Evdeyim, işteyim, buradayım vb. cevaplardır. Düşünün ki böyle bir soruya arabadayım cevabını verdiniz. Arabada bu bağlamda ne kadar eşyanın içindeki bir mekânı belirtse de, bu mekân sabit değildir. Siz bu mekânda (araba) sabit olsanız da, içinde bulunduğunuz mekân, daha büyük bir mekânın içinde hareket etmektedir.
Bu sebepten diyebiliriz ki, zaman çarkının içinde olan hiç bir varlık için “durma” işlevi söz konusu değildir. Zira zamandan münezzeh bir mekân yoktur! Her eşya ise mekâna muhtaçtır. Dolayısıyla zaman durmaz, durdurulamaz! Bundan mütevellit, “Neredesin?” sorusunun ilelebet cevabı “gidiyorum” dur. Çünkü Allah’tan gayrı herkes zamanın mahkûmudur. O zaman asıl soru, insanların bir etiket gibi sürekli paylaştığı “Bu gidiş nereye?” (81/26) ayeti olmalıdır. Bence bu sorunun en güzel cevabı da “tercihlerimize” olmalıdır. Her tercih yeni bir yol, her yolda yeni bir tercihin sebebidir.
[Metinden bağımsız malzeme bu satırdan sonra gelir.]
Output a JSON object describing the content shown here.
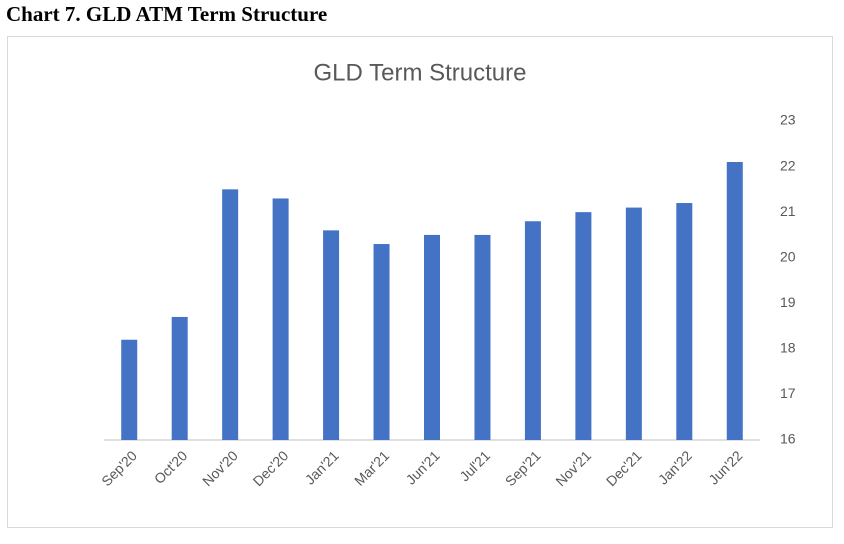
{
  "heading": "Chart 7.  GLD ATM Term Structure",
  "chart_data": {
    "type": "bar",
    "title": "GLD Term Structure",
    "categories": [
      "Sep'20",
      "Oct'20",
      "Nov'20",
      "Dec'20",
      "Jan'21",
      "Mar'21",
      "Jun'21",
      "Jul'21",
      "Sep'21",
      "Nov'21",
      "Dec'21",
      "Jan'22",
      "Jun'22"
    ],
    "values": [
      18.2,
      18.7,
      21.5,
      21.3,
      20.6,
      20.3,
      20.5,
      20.5,
      20.8,
      21.0,
      21.1,
      21.2,
      22.1
    ],
    "color": "#4472c4",
    "ylim": [
      16,
      23
    ],
    "yticks": [
      16,
      17,
      18,
      19,
      20,
      21,
      22,
      23
    ],
    "y_axis_side": "right",
    "grid": false
  }
}
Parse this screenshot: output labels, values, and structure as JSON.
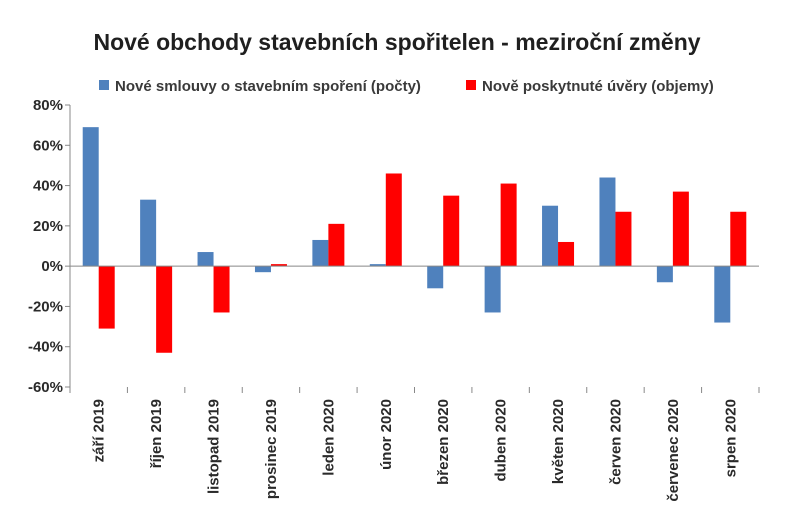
{
  "chart_data": {
    "type": "bar",
    "title": "Nové obchody stavebních spořitelen - meziroční změny",
    "categories": [
      "září 2019",
      "říjen 2019",
      "listopad 2019",
      "prosinec 2019",
      "leden 2020",
      "únor 2020",
      "březen 2020",
      "duben 2020",
      "květen 2020",
      "červen 2020",
      "červenec 2020",
      "srpen 2020"
    ],
    "series": [
      {
        "name": "Nové smlouvy o stavebním spoření (počty)",
        "color": "#4f81bd",
        "values": [
          69,
          33,
          7,
          -3,
          13,
          1,
          -11,
          -23,
          30,
          44,
          -8,
          -28
        ]
      },
      {
        "name": "Nově poskytnuté úvěry (objemy)",
        "color": "#ff0000",
        "values": [
          -31,
          -43,
          -23,
          1,
          21,
          46,
          35,
          41,
          12,
          27,
          37,
          27
        ]
      }
    ],
    "ylim": [
      -60,
      80
    ],
    "yticks": [
      80,
      60,
      40,
      20,
      0,
      -20,
      -40,
      -60
    ],
    "ytick_suffix": "%",
    "grid": false,
    "legend": "top"
  }
}
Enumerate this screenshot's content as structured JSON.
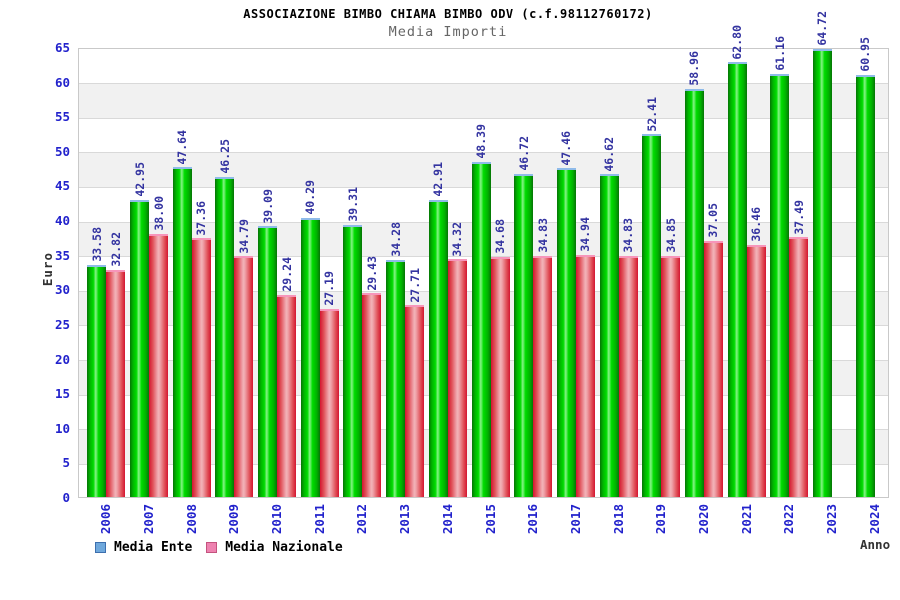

Aynı zamanda her tercih, hayat yolculuğumuzun bir köşe başıdır.
Tercih, bir şeyi yapıp yapmamakla ilgili verdiğimiz karadır. “Biraz daha yiyeyim, bunu da alayım, bu sözü söylemesem olmaz, şimdi susayım, bir oyun daha, bir video daha, sonra okurum…” İşte biz, bu tercihlerimizle yükselir ya da alçalırız! Nereye gittiğimizi(!) tercihlerimiz belirler.
Bu sebepten insan, aynı koleksiyoncular gibi biriktirir. Bazen kırar bazen yapar. Tercihi olan olayları / anıları biriktirir. Bu yüzden en iyi koleksiyoncu gönül biriktirendir. Öyleyse insan tercihleri için Allah’tan korkmalı, zira gidilen bu yolda insanı Allah’a yaklaştıranda uzaklaştıranda tercihleridir. İnsan kendisini doğru tercihleriyle ateşten korumalıdır. Öyle ki; insanların en ahmağı tercihlerinin kendisini cehenneme yaklaştırdığının farkında olmayandır. Bu akıbetten ürpermeli ve kendine doğru bir mekân tercih etmeli insan. Kurtulamadığı bu zamanın mecburiyetinden, zamanı doğru kullanarak fayda sağlamalı insan. Nefes kendindeyken doğru bir tercih kullanmalı insan.
Unutulmamalıdır ki, kötü tercihlerin sonucu olan günahlar, vicdanlı insanları köle yapar. Vicdana rağmen yapılan her hatalı tercih, bizi derin dehlizlere hapseden hükümlerdir kendi hakkımızda verdiğimiz. İnsan hür / özgür bir hayatla Allah’ın adını yüceltmek için yaratıldı. Kendisini ebedi bir köleliğe mahkûm etmemeli…
Tercihini takva ve iyilikten yana kullanmalı. İyilik, her vakit iyidir. Her vakit insanın yüzünü güldürür. Sende gülümse şimdi! Bir iyilik yapmak için kalbini alıştır. “Tebessüm de bir iyiliktir (sadaka)” İnsana verdiğin değerdir.